Her gün en az bir kadın cinayeti ile güne başlar olmak ve bu kadın cinayetlerini normalleştirerek toplumun duyarsızlaştırılması, faillere uygulanan cezaların yetersiz olması ve şiddet gören kadınlar için gerekli tedbirlerin alınmaması nedeni ile gerçekleşen bu cinayetler karşısında, devletin tüm organları ve yargı sisteminin sorumluluğu bulunmaktadır” ifadesini kullandı.
“BİREYSEL SİLAHLANMA YASAKLANMALI, “ISRARLI TAKİP SUÇ OLARAK DÜZENLENMELİ”

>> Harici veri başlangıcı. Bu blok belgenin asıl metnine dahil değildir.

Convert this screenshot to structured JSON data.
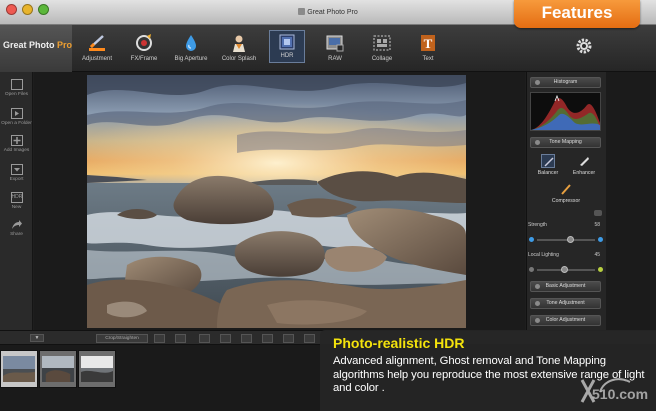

Kadın Dernekleri Federasyonu tarafından tutulan kadın cinayetleri istatistiğine göre, son 1 yılda 367 kadının erkekler tarafından öldürüldüğünün bilgisini veren Günay, “Devletin, kadını koruma yükümlülüğünü yerine getiremediği açık olarak ortadayken, İstanbul Sözleşmesinden çekilme kararı verilerek, faillerin yeterince ceza almadıkları, iyi hal ve haksız tahrik gibi sebeplerle ceza indiriminden faydalandıkları mağdur karşısında güçlendikleri ve mağdurların mağduriyetinin ikiye katlandığı görülmektedir. Kadın cinayetlerinin büyük çoğunluğunun ateşli silahlarla işlendiği açıkken bireysel silahlanmanın yasaklanmaması bu cinayetlerin en önemli sebeplerindendir. Bunun yanı sıra Türk Ceza Kanunu’nda ısrarlı takibin suç olarak düzenlenmesinin de geciktirilmemesi gerekmektedir. Dün ilimizde işlenen Raziye Oskay cinayeti münferit bir olay olmayıp, 5-6 yıldır baromuz mensubu Av. Işıl Akan tarafından takip edilen olay ve davalar zincirinin devamında gerçekleşmiştir” diye konuştu.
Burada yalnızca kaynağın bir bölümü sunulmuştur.